🤖 AI Summary
This work addresses the challenge of securing resource-constrained Internet of Things (IoT) devices against prevalent threats such as denial-of-service and man-in-the-middle attacks. To this end, the authors propose a lightweight intrusion detection approach tailored for microcontrollers, which integrates an optimized decision tree with a compact neural network to achieve high-accuracy, real-time detection under stringent memory and computational constraints. Experimental evaluation in heterogeneous IoT environments demonstrates that the proposed method attains detection accuracies of 99% using the decision tree component and 96% with the neural network component, substantially outperforming existing solutions. The approach effectively balances security assurance with deployment efficiency and hardware limitations, offering a practical defense mechanism for low-resource IoT deployments.
📝 Abstract
IoT devices particularly microcontrollers are challenged by their inherent limitations in processing capabilities, memory capacity, and energy conservation.
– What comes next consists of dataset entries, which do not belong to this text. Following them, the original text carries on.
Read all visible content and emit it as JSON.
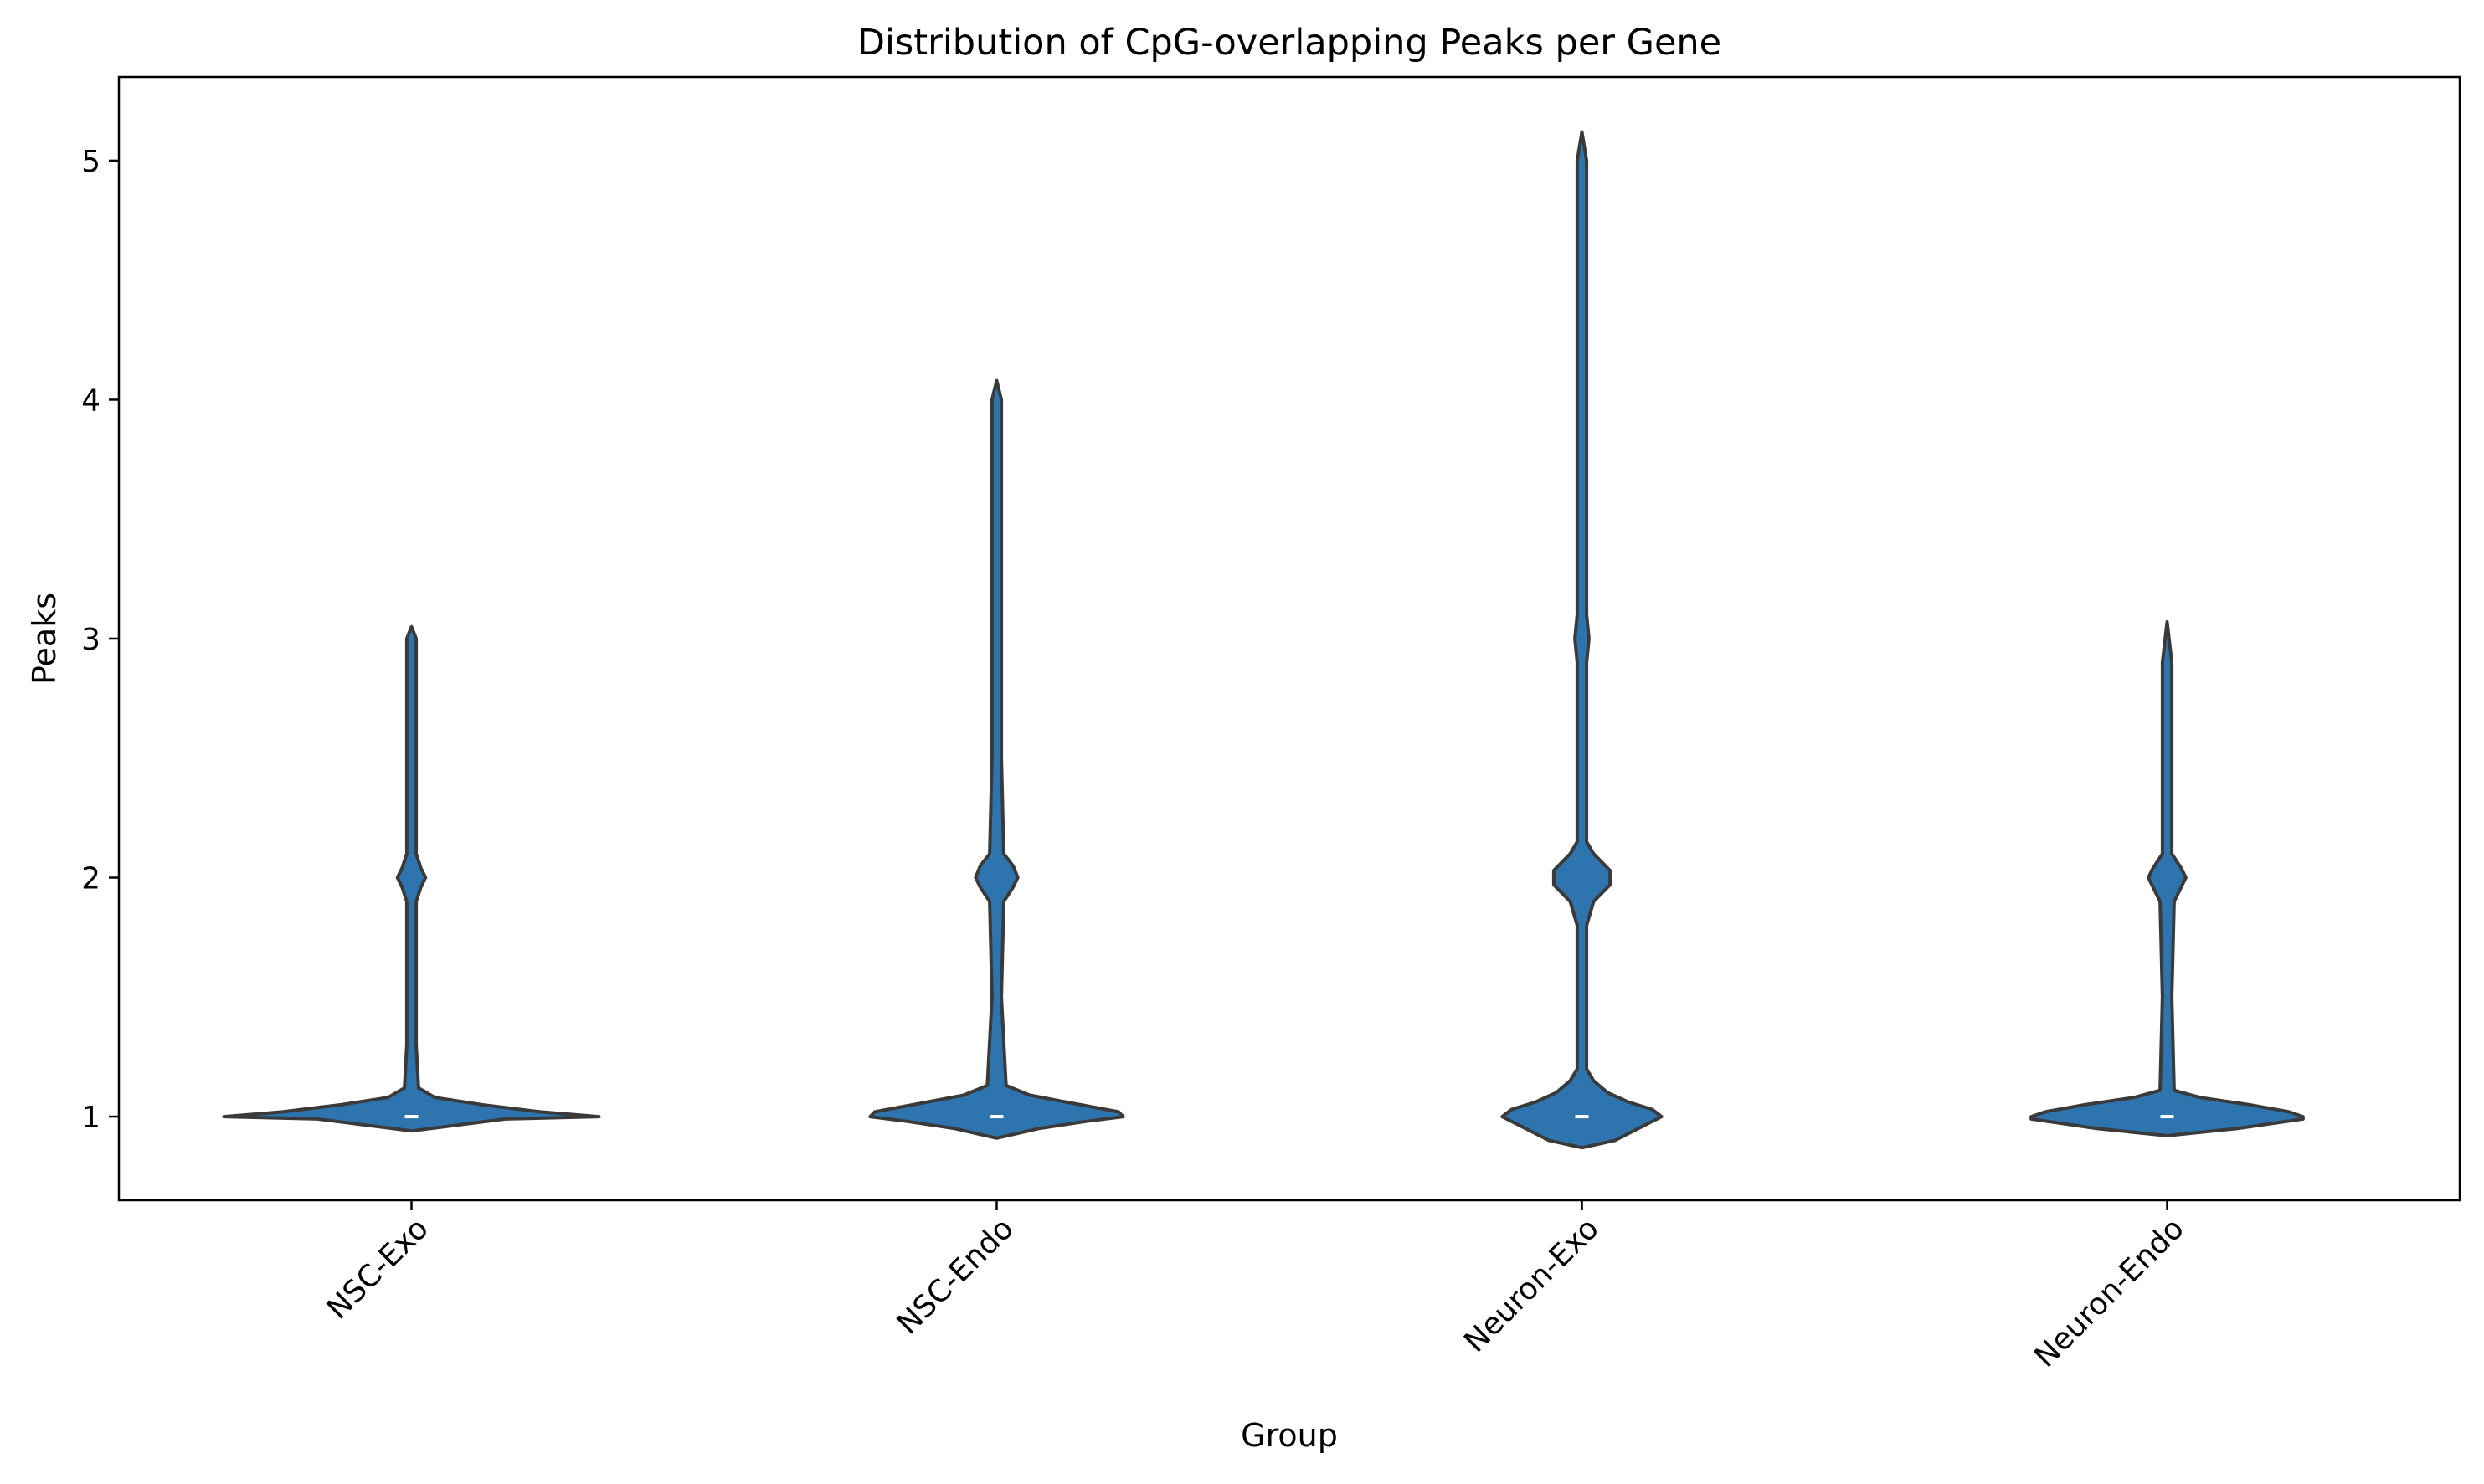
{
  "chart_data": {
    "type": "violin",
    "title": "Distribution of CpG-overlapping Peaks per Gene",
    "xlabel": "Group",
    "ylabel": "Peaks",
    "categories": [
      "NSC-Exo",
      "NSC-Endo",
      "Neuron-Exo",
      "Neuron-Endo"
    ],
    "ylim": [
      0.65,
      5.35
    ],
    "yticks": [
      1,
      2,
      3,
      4,
      5
    ],
    "ytick_labels": [
      "1",
      "2",
      "3",
      "4",
      "5"
    ],
    "grid": false,
    "fill_color": "#2e75b0",
    "edge_color": "#3a3a3a",
    "median_color": "#ffffff",
    "groups": [
      {
        "name": "NSC-Exo",
        "median": 1,
        "min": 1,
        "max": 3.05,
        "density": [
          [
            0.94,
            0.0
          ],
          [
            0.99,
            0.4
          ],
          [
            1.0,
            0.8
          ],
          [
            1.02,
            0.55
          ],
          [
            1.05,
            0.3
          ],
          [
            1.08,
            0.1
          ],
          [
            1.12,
            0.03
          ],
          [
            1.3,
            0.02
          ],
          [
            1.9,
            0.02
          ],
          [
            1.96,
            0.04
          ],
          [
            2.0,
            0.06
          ],
          [
            2.04,
            0.04
          ],
          [
            2.1,
            0.02
          ],
          [
            2.8,
            0.02
          ],
          [
            3.0,
            0.02
          ],
          [
            3.05,
            0.0
          ]
        ]
      },
      {
        "name": "NSC-Endo",
        "median": 1,
        "min": 1,
        "max": 4.08,
        "density": [
          [
            0.91,
            0.0
          ],
          [
            0.95,
            0.18
          ],
          [
            0.98,
            0.38
          ],
          [
            1.0,
            0.54
          ],
          [
            1.02,
            0.52
          ],
          [
            1.06,
            0.3
          ],
          [
            1.09,
            0.14
          ],
          [
            1.13,
            0.04
          ],
          [
            1.5,
            0.02
          ],
          [
            1.9,
            0.03
          ],
          [
            1.96,
            0.07
          ],
          [
            2.0,
            0.09
          ],
          [
            2.05,
            0.07
          ],
          [
            2.1,
            0.03
          ],
          [
            2.5,
            0.02
          ],
          [
            3.0,
            0.02
          ],
          [
            4.0,
            0.02
          ],
          [
            4.08,
            0.0
          ]
        ]
      },
      {
        "name": "Neuron-Exo",
        "median": 1,
        "min": 1,
        "max": 5.12,
        "density": [
          [
            0.87,
            0.0
          ],
          [
            0.9,
            0.14
          ],
          [
            0.95,
            0.24
          ],
          [
            1.0,
            0.34
          ],
          [
            1.03,
            0.3
          ],
          [
            1.06,
            0.2
          ],
          [
            1.1,
            0.11
          ],
          [
            1.15,
            0.05
          ],
          [
            1.2,
            0.02
          ],
          [
            1.8,
            0.02
          ],
          [
            1.9,
            0.05
          ],
          [
            1.97,
            0.12
          ],
          [
            2.03,
            0.12
          ],
          [
            2.1,
            0.05
          ],
          [
            2.15,
            0.02
          ],
          [
            2.9,
            0.02
          ],
          [
            3.0,
            0.03
          ],
          [
            3.1,
            0.02
          ],
          [
            5.0,
            0.02
          ],
          [
            5.12,
            0.0
          ]
        ]
      },
      {
        "name": "Neuron-Endo",
        "median": 1,
        "min": 1,
        "max": 3.07,
        "density": [
          [
            0.92,
            0.0
          ],
          [
            0.95,
            0.3
          ],
          [
            0.99,
            0.58
          ],
          [
            1.0,
            0.58
          ],
          [
            1.02,
            0.52
          ],
          [
            1.05,
            0.35
          ],
          [
            1.08,
            0.14
          ],
          [
            1.11,
            0.03
          ],
          [
            1.5,
            0.02
          ],
          [
            1.9,
            0.03
          ],
          [
            1.96,
            0.06
          ],
          [
            2.0,
            0.08
          ],
          [
            2.04,
            0.06
          ],
          [
            2.1,
            0.02
          ],
          [
            2.9,
            0.02
          ],
          [
            3.07,
            0.0
          ]
        ]
      }
    ]
  }
}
Securing communication within IoT networks is further complicated by the heterogeneity of devices and the myriad of potential security threats. Our study introduces a lightweight model that utilises machine learning algorithms to achieve a notable detection accuracy of 99% using a decision tree method and 96% using a neural network in identifying cyber threats, including Denial of Service and Man-in-the-Middle attacks which make up the majority of the attacks these devices face. While the decision tree method offers higher accuracy, it requires more computational resources, whereas the neural network approach, despite a slightly lower accuracy, is more memory-efficient. Both methods enhance the real-time monitoring and defence of IoT networks, safeguarding the transmission of data. Additionally, our approach is tailored to conserve memory and optimise computational demands, rendering it suitable for deployment on microcontrollers with limited resources.